Moving Coils For The Masses
As a reviewer, most of the time I’m evaluating equipment on loan, with the manufacturer or distributer involved in the process somewhere. On the few occasions I’ve had something negative to say about a component I’ve struggled with the tension between conveying an honest opinion and giving a boutique manufacturer a black eye, especially because sometimes smaller manufacturers are trying to make innovations that aren’t perfect yet, but are promising and may be more fully realized in a subsequent version. I think long and hard before saying anything truly negative about any component (though the guy who sent mono blocks that had optional $1,000 on/off switches deservedly read all about it).
However, for this review I spent my own hard-earned money so I’m not under any of those constraints. It’s my coin on the table here. If I thought this cartridge sucked I’d say so.

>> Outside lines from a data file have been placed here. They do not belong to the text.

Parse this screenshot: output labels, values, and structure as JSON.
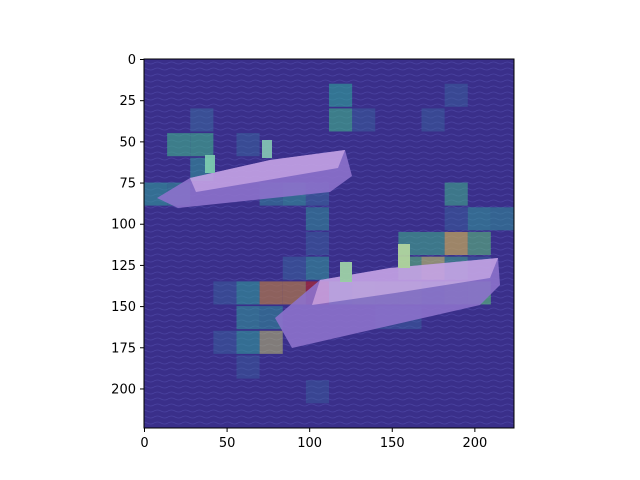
{
  "figure": {
    "x_ticks": [
      "0",
      "50",
      "100",
      "150",
      "200"
    ],
    "y_ticks": [
      "0",
      "25",
      "50",
      "75",
      "100",
      "125",
      "150",
      "175",
      "200"
    ],
    "x_tick_values": [
      0,
      50,
      100,
      150,
      200
    ],
    "y_tick_values": [
      0,
      25,
      50,
      75,
      100,
      125,
      150,
      175,
      200
    ],
    "x_range": [
      0,
      224
    ],
    "y_range": [
      0,
      224
    ],
    "y_inverted": true,
    "grid": false,
    "colormap": "viridis (jet-like heatmap overlay)",
    "image_subject": "two aircraft carriers on dark blue sea water with attention heatmap overlay",
    "colors": {
      "background_overlay": "#3b2f8f",
      "sea": "#2a2f6e",
      "ship_hull": "#9b7fd6",
      "ship_deck": "#c9a6e6",
      "heat_teal": "#2fa39a",
      "heat_green": "#5cc57a",
      "heat_yellow": "#c7c96a",
      "heat_red": "#a0283a"
    }
  }
}
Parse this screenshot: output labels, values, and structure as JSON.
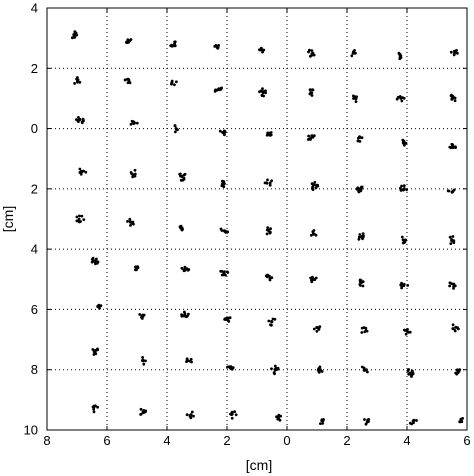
{
  "chart_data": {
    "type": "scatter",
    "title": "",
    "xlabel": "[cm]",
    "ylabel": "[cm]",
    "xlim": [
      -6,
      8
    ],
    "ylim": [
      -10,
      4
    ],
    "x_reversed": true,
    "y_tick_values": [
      4,
      2,
      0,
      -2,
      -4,
      -6,
      -8,
      -10
    ],
    "x_tick_values": [
      8,
      6,
      4,
      2,
      0,
      -2,
      -4,
      -6
    ],
    "xticks": [
      {
        "value": 8,
        "label": "8"
      },
      {
        "value": 6,
        "label": "6"
      },
      {
        "value": 4,
        "label": "4"
      },
      {
        "value": 2,
        "label": "2"
      },
      {
        "value": 0,
        "label": "0"
      },
      {
        "value": -2,
        "label": "2"
      },
      {
        "value": -4,
        "label": "4"
      },
      {
        "value": -6,
        "label": "6"
      }
    ],
    "yticks": [
      {
        "value": 4,
        "label": "4"
      },
      {
        "value": 2,
        "label": "2"
      },
      {
        "value": 0,
        "label": "0"
      },
      {
        "value": -2,
        "label": "2"
      },
      {
        "value": -4,
        "label": "4"
      },
      {
        "value": -6,
        "label": "6"
      },
      {
        "value": -8,
        "label": "8"
      },
      {
        "value": -10,
        "label": "10"
      }
    ],
    "grid": true,
    "grid_style": "dotted",
    "marker_color": "#000000",
    "cluster_rows": [
      [
        [
          7.1,
          3.1
        ],
        [
          5.3,
          2.9
        ],
        [
          3.8,
          2.8
        ],
        [
          2.3,
          2.7
        ],
        [
          0.8,
          2.6
        ],
        [
          -0.8,
          2.5
        ],
        [
          -2.2,
          2.5
        ],
        [
          -3.8,
          2.4
        ],
        [
          -5.6,
          2.5
        ]
      ],
      [
        [
          7.0,
          1.6
        ],
        [
          5.3,
          1.6
        ],
        [
          3.8,
          1.5
        ],
        [
          2.3,
          1.3
        ],
        [
          0.8,
          1.2
        ],
        [
          -0.8,
          1.2
        ],
        [
          -2.3,
          1.0
        ],
        [
          -3.8,
          1.0
        ],
        [
          -5.5,
          1.0
        ]
      ],
      [
        [
          6.9,
          0.3
        ],
        [
          5.1,
          0.2
        ],
        [
          3.7,
          0.0
        ],
        [
          2.1,
          -0.1
        ],
        [
          0.6,
          -0.2
        ],
        [
          -0.8,
          -0.3
        ],
        [
          -2.4,
          -0.3
        ],
        [
          -3.9,
          -0.5
        ],
        [
          -5.5,
          -0.6
        ]
      ],
      [
        [
          6.8,
          -1.4
        ],
        [
          5.1,
          -1.5
        ],
        [
          3.5,
          -1.6
        ],
        [
          2.1,
          -1.8
        ],
        [
          0.6,
          -1.8
        ],
        [
          -0.9,
          -1.9
        ],
        [
          -2.4,
          -2.0
        ],
        [
          -3.9,
          -2.0
        ],
        [
          -5.5,
          -2.1
        ]
      ],
      [
        [
          6.9,
          -3.0
        ],
        [
          5.2,
          -3.1
        ],
        [
          3.5,
          -3.3
        ],
        [
          2.1,
          -3.4
        ],
        [
          0.6,
          -3.4
        ],
        [
          -0.9,
          -3.5
        ],
        [
          -2.5,
          -3.6
        ],
        [
          -3.9,
          -3.7
        ],
        [
          -5.5,
          -3.7
        ]
      ],
      [
        [
          6.4,
          -4.4
        ],
        [
          5.0,
          -4.6
        ],
        [
          3.4,
          -4.7
        ],
        [
          2.1,
          -4.8
        ],
        [
          0.6,
          -4.9
        ],
        [
          -0.9,
          -5.0
        ],
        [
          -2.5,
          -5.1
        ],
        [
          -3.9,
          -5.2
        ],
        [
          -5.5,
          -5.2
        ]
      ],
      [
        [
          6.3,
          -5.9
        ],
        [
          4.8,
          -6.2
        ],
        [
          3.4,
          -6.2
        ],
        [
          2.0,
          -6.3
        ],
        [
          0.5,
          -6.4
        ],
        [
          -1.0,
          -6.6
        ],
        [
          -2.6,
          -6.7
        ],
        [
          -4.0,
          -6.7
        ],
        [
          -5.6,
          -6.6
        ]
      ],
      [
        [
          6.4,
          -7.4
        ],
        [
          4.8,
          -7.7
        ],
        [
          3.3,
          -7.7
        ],
        [
          1.9,
          -7.9
        ],
        [
          0.4,
          -8.0
        ],
        [
          -1.1,
          -8.0
        ],
        [
          -2.6,
          -8.0
        ],
        [
          -4.1,
          -8.1
        ],
        [
          -5.7,
          -8.1
        ]
      ],
      [
        [
          6.4,
          -9.3
        ],
        [
          4.8,
          -9.4
        ],
        [
          3.2,
          -9.5
        ],
        [
          1.8,
          -9.5
        ],
        [
          0.3,
          -9.6
        ],
        [
          -1.2,
          -9.7
        ],
        [
          -2.7,
          -9.7
        ],
        [
          -4.2,
          -9.7
        ],
        [
          -5.8,
          -9.7
        ]
      ]
    ]
  }
}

Happily that’s not the case with the Audio Technica OC9/III. This enhanced third version of a long-standing marketplace stalwart is a genuine improvement over its predecessor, itself a very competent cartridge. And for the crowd that understands that setting wads of $100 bills on fire does not improve sound and is a dumb way to build a system, it’s an extraordinary bargain. As I said earlier, the OC9/II was a working man’s moving coil and I meant that in the best possible way. This version III is too, and it’s also an all around better cartridge.
I’ve been listening to the OC9/III for three months now and I’ve never found myself thinking, “I wish it did this” or “I wish it did that.” It’s satisfyingly detailed and smooth with a warmer, more natural presentation than its predecessor. It has everything I liked about the old version and more.
The OC9/III straddles a fine line in analog pickups. There are certainly more exotic and expensive cartridges, and those may offer some additional qualities, but at what cost? The law of diminishing returns comes into high relief here. A $10,000 cartridge should sound better than a $1200 one, but does it sound $8,800 better? That’s a personal decision for the buyer, but I’d recommend some clear-eyed thinking about your actual listening needs. If, like most people, you have budget constraints that keep your hi-fi purchases in the realm of the nominally sane, but you still want exceptional performance from your phono cartridge, the Audio Technica OC9/III has a lot to offer and is definitely worth checking out.
Type: Moving Coil
Frequency Response: 15-50,000 Hz
Channel Separation: 30dB (at 1 kHz)
Vertical Tracking force: 1.88 – 2.2 grams (2.0 recommended)
Recommended Loan Impedance: Min. 100 ohms (when head amplifier is connected)
Output: 0.4mV (at 1 kHz, 5cm/sec)
Channel Balance: 0.5 dB (at 1 kHz)
Stylus Shape: Line Contact
Cantilever: 0.26 mm diameter solid boron
Mount: half inch
Price: It’s a bit of a free-for-all out there. Do some research for the best deal.